- Nigeria’s External Reserves Drop to Seven-Month Low
The Nigerian foreign exchange reserves have declined to a seven-month low, dropping $1.102 billion in the last two weeks, according to the Central Bank of Nigeria.
The reserves, which was $44.30 billion on September 28, declined from $44.02 billion on October 2 to $43 billion on October 15.
In the last five months, the reserves have dropped $4.86 billion from the $47.865 billion recorded on May 10.
The International Monetary Fund warned the Federal Government to be cautious about the use of its foreign exchange reserves, saying global oil prices could moderate at any time depending on when US-Iran reached an agreement and global trade war abate.

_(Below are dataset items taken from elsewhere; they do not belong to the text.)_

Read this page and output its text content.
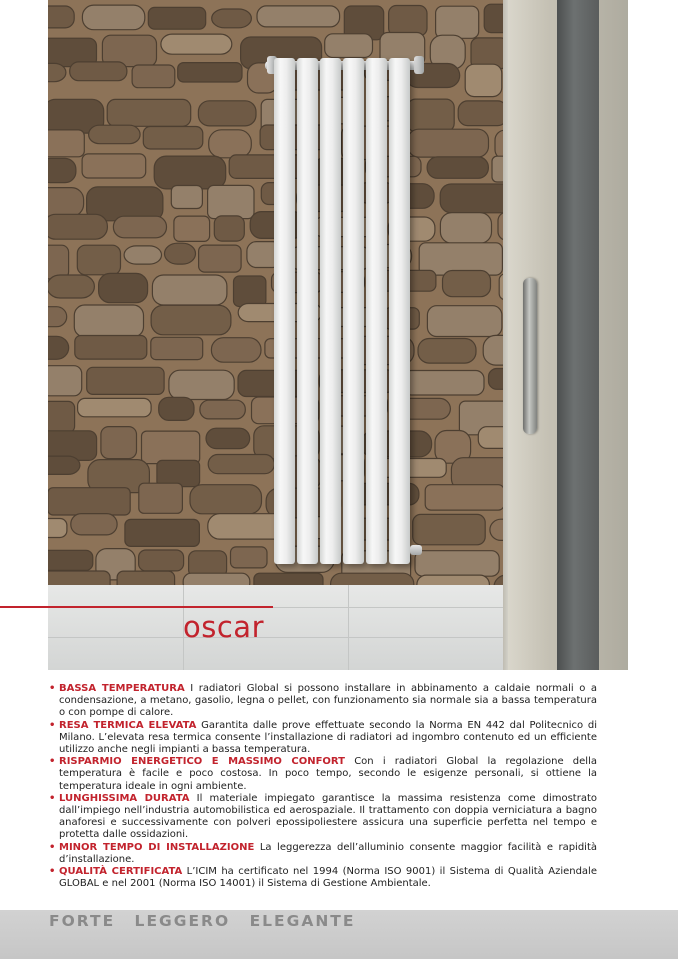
oscar
• BASSA TEMPERATURA I radiatori Global si possono installare in abbinamento a caldaie normali o a condensazione, a metano, gasolio, legna o pellet, con funzionamento sia normale sia a bassa temperatura o con pompe di calore.
• RESA TERMICA ELEVATA Garantita dalle prove effettuate secondo la Norma EN 442 dal Politecnico di Milano. L’elevata resa termica consente l’installazione di radiatori ad ingombro contenuto ed un efficiente utilizzo anche negli impianti a bassa temperatura.
• RISPARMIO ENERGETICO E MASSIMO CONFORT Con i radiatori Global la regolazione della temperatura è facile e poco costosa. In poco tempo, secondo le esigenze personali, si ottiene la temperatura ideale in ogni ambiente.
• LUNGHISSIMA DURATA Il materiale impiegato garantisce la massima resistenza come dimostrato dall’impiego nell’industria automobilistica ed aerospaziale. Il trattamento con doppia verniciatura a bagno anaforesi e successivamente con polveri epossipoliestere assicura una superficie perfetta nel tempo e protetta dalle ossidazioni.
• MINOR TEMPO DI INSTALLAZIONE La leggerezza dell’alluminio consente maggior facilità e rapidità d’installazione.
• QUALITÀ CERTIFICATA L’ICIM ha certificato nel 1994 (Norma ISO 9001) il Sistema di Qualità Aziendale GLOBAL e nel 2001 (Norma ISO 14001) il Sistema di Gestione Ambientale.
FORTE LEGGERO ELEGANTE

The IMF, in its Regional Economic Outlook, published last week, said tighter global financial conditions due to monetary policy normalisation in advanced economies or a change in investors’ sentiment could constrain financing and growth for most sub-Saharan African countries.
“Higher US interest rates and a stronger dollar also heighten risks, as observed historically in emerging and developing economies. In particular, the probability of a large reversal in foreign flows in sub-Saharan Africa is significantly higher the US interest rates go up,” the fund stated.
However, the Director, Corporate Communications, CBN, Mr Isaac Okorafor, explained that higher yields in the United States is the reason for falling foreign reserves as investors that previously jumped on emerging economies for interest rates are now going back for better opportunities.
“The drop in our forex reserves is basically as a result of the capital flow reversals arising from rising interest rates in the United States. You will recall that the Federal Reserve has been raising rates and has even given guidance that this would continue in the near term,” he added.